"A gradual blunting of the emotions, indifference or silliness with serious defects of judgment and often hypochondriacal complaints, suspicions or ideas of reference.
"Development of peculiar trends, often fantastic ideas, with odd, impulsive or negativistic conduct not accounted for by any acute emotional disturbance or impairment of the sensorium.
"Appearance of autistic thinking and dream-like ideas, peculiar feelings of being forced, of interference with the mind, of physical or mystical influences, but with retention of clearness in other fields (orientation, memory, etc.).
"According to the prominence of certain symptoms in individual cases the following four clinical forms of dementia praecox may be specified, but it should be borne in mind that these are only relative distinctions and that transitions from one clinical form to another are common:
"(a) Paranoid type: Cases characterized by a prominence of delusions, particularly ideas of persecution or grandeur, often connectedly elaborated, and hallucinations in various fields.

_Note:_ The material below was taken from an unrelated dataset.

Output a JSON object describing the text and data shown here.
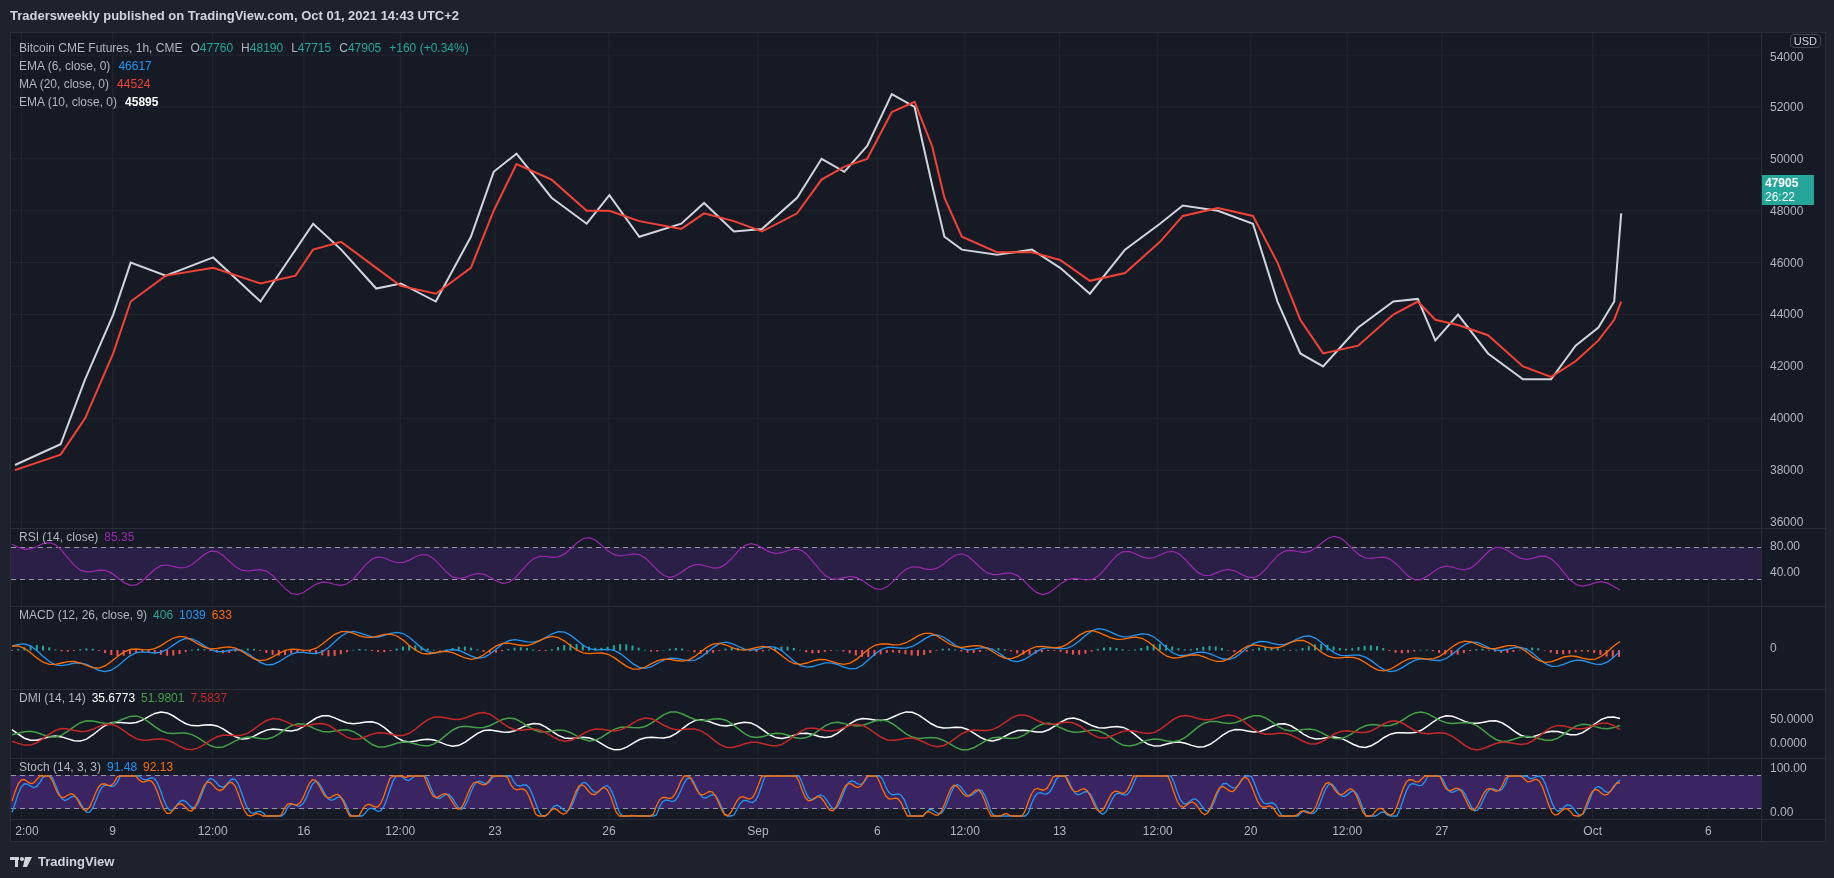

"(b) Catatonic type: Cases in which there is a prominence of negativistic reactions or various peculiarities of conduct with phases of stupor or excitement, the latter characterized by impulsive, queer or stereotyped behavior and usually hallucinations.

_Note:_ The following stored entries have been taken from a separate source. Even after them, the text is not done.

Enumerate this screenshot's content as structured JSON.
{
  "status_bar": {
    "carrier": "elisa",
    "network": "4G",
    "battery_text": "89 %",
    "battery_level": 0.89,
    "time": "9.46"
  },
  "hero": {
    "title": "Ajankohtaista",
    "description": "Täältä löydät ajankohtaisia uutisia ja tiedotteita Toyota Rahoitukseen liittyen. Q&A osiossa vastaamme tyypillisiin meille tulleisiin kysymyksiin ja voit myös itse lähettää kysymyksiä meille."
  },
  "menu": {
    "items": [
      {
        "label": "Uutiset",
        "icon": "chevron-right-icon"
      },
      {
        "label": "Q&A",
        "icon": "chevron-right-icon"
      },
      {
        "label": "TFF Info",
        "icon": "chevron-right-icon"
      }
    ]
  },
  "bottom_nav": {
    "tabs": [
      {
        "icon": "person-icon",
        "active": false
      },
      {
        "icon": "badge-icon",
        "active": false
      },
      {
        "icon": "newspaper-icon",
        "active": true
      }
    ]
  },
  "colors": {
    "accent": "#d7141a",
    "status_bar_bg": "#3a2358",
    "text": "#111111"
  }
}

"(c) Hebephrenic type: Cases showing prominently a tendency to silliness, smiling, laughter, grimacing, mannerisms in speech and action, and numerous peculiar ideas usually absurd, grotesque and changeable in form.
"(d) Simple type: Cases characterized by defects of interest, gradual development of an apathetic state, often with peculiar behavior, but without expression of delusions or hallucinations.
"(e) Other types."
A sufficient number of reports has been received from hospitals using this classification to warrant a preliminary survey of the information available at this time on the subject of dementia praecox. Perhaps it would be well to summarize first such information as is to be obtained from other sources. Diefendorf[309] states that dementia praecox constitutes from fourteen to thirty per cent of all admissions to institutions, fifty-eight per cent of the total number being of the hebephrenic, eighteen per cent, of the catatonic, and twenty-two per cent, of the paranoid variety. Kraepelin[310] (1913) found that dementia praecox constituted ten per cent of all admissions, classified as to types as follows:—Silly dementia, thirteen per cent; simple depressive dementia, ten per cent; delusional depressive dementia, thirteen per cent; circular dementia, nine per cent; agitated dementia, fourteen per cent; periodic dementia, two per cent; and katatonia, 19.5 per cent. He reported a history of hereditary taint in seventy per cent of his cases. Diefendorf found the onset of the disease in sixty per cent of all cases before the twenty-fifth year, Kraepelin, in fifty-seven per cent. Kraepelin[311] states that seizures occurred in twenty-one per cent of his cases of silly dementia and in the other types as follows:—simple depressive dementia, seventeen per cent; delusional depressive dementia, twenty-seven per cent; circular dementia, twenty per cent; agitated dementia, twenty per cent; katatonia, seventeen per cent; paranoid dementia gravis, three per cent and paranoid dementia mitis, five per cent. Unfortunately a survey of the other literature of the day throws little additional light on these subjects.